Melihat situasi ini, sejujurnya saya kaget, mengingat memasak bukan hal menakutkan selama beberapa tahun belakangan ini. Setelah cukup menelaah kekagetan, saya pun beranikan bertanya lebih lanjut, “Kamu takut kemampuan memasakmu saat menikah nanti?”. Tanpa basa-basi ia segera menjawab, “Iya, kamu tahu kan aku tak piawai memasak. Mana selera makanku sekarang ini western sedangkan dia Indonesia banget. Masak Indonesia kan susah.”

Dalam situasi waktu itu, saya berusaha memberikan pandangan sederhana jika memasak dalam pernikahan itu soal menerima dan beradaptasi juga. Jika ia merasa nyaman dengan masakan western yang lebih mudah resepnya maka tak perlu ragu untuk memperkenalkan dan membiasakan hal itu kepada pasangan. Ia juga tak boleh menutup kemungkinan untuk belajar satu atau dua resep makanan kesukaan pasangan. Namun untuk tahap awal, cukup buatlah makanan yang kamu sendiri nyaman untuk memasaknya.

Bagaimana dengan suami, bagaimana jika dia tidak suka dan senang dengan hasil masakan? Ada yang namanya makanan pesan antar, dia bisa mengambil opsi itu untuk menyelesaikan masalah ini. Ada pula opsi pasangan (dalam hal ini suami) untuk membuat masakannya sendiri dan mengenalkan serta mengajarkan proses membuatnya kepada pasangannya (dalam hal ini istri). Iya, kamu tidak salah dengar, suami mengajari istri.

Salah Satu Kemampuan Bertahan Hidup ialah Memasak

source: freepic

Sebenarnya saya berpegang pada prinsip jika memasak merupakan sebuah kemampuan bertahan hidup yang harus dimiliki oleh seorang manusia, baik itu lelaki atau perempuan. Jika kamu tidak sependapat, tak apa, kamu bisa tidak melanjutkan membaca blog abal ini. Setidaknya prinsip ini pula yang dipegang oleh pasangan saya selama ini.

Bagi saya (dan pasangan) bisa memasak (dan lebih luas lagi menyelesaikan masalah perut) merupakan satu kemampuan yang harus dimiliki. Suami mengerti bagaimana mempraktikkan resep jadi sebuah hidangan bukan merupakan hal tabu di mata pasangan saya, begitu pula dengan saya. Istri bisa masak bukan hal aneh, tapi jika ia tak piawai pun bukan jadi masalah asal bisa menemukan solusi. Yas, masih ada opsi pesan makanan kan.

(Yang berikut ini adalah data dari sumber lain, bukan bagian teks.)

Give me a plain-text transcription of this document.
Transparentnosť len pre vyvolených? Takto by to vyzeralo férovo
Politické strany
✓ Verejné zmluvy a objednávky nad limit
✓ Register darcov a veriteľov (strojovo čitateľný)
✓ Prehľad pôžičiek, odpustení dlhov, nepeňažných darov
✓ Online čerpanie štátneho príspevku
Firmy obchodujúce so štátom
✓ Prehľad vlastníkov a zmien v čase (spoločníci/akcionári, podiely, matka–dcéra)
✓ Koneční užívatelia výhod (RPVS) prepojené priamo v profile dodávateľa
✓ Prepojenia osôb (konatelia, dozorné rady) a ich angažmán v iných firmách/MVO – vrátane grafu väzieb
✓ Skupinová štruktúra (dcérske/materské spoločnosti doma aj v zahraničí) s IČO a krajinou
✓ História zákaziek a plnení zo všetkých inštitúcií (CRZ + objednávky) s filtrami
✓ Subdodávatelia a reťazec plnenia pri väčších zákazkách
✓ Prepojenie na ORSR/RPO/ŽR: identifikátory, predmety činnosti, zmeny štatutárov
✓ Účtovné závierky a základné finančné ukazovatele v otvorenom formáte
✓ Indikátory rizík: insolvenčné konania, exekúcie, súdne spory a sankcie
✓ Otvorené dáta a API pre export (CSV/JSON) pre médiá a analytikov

Mengapa kedua belah pihak harus bisa mengurus permasalahan perut ini? Dalam bahasa indah: Segala tugas rumah tangga harus dikerjakan bersama, saling membantu agar tak ada yang merasa timpang. Tapi, buat saya, kemampuan ini sangat berguna saat situasi darurat yang bisa kapan saja terjadi (ingat hidup itu tak bisa diprediksi alurnya). Apabila suami hanya menggantungkan solusi makan pada istri, tiba sang istri sakit dan tak bisa memasak kan tak mungkin membiarkan perut kosong. Situasi sedang tak ada uang atau tak bisa panggil pesan antar karena sinyal serta cuaca kurang mendukung, opsi yang ada hanya memasak bahan makanan. Mau tak mau harus bisa kan.

Tapi apakah harus menunggu hingga situasi genting seperti itu datang? Kalau bagi saya sih tidak perlu menunggu. Semakin familiar dengan proses, alat, bahan yang akan dipakai, dan letak penyimpanan makan akan semakin baik. Paling tidak meminimalisir kehancuran situasi dapur saat terpaksa harus memasak.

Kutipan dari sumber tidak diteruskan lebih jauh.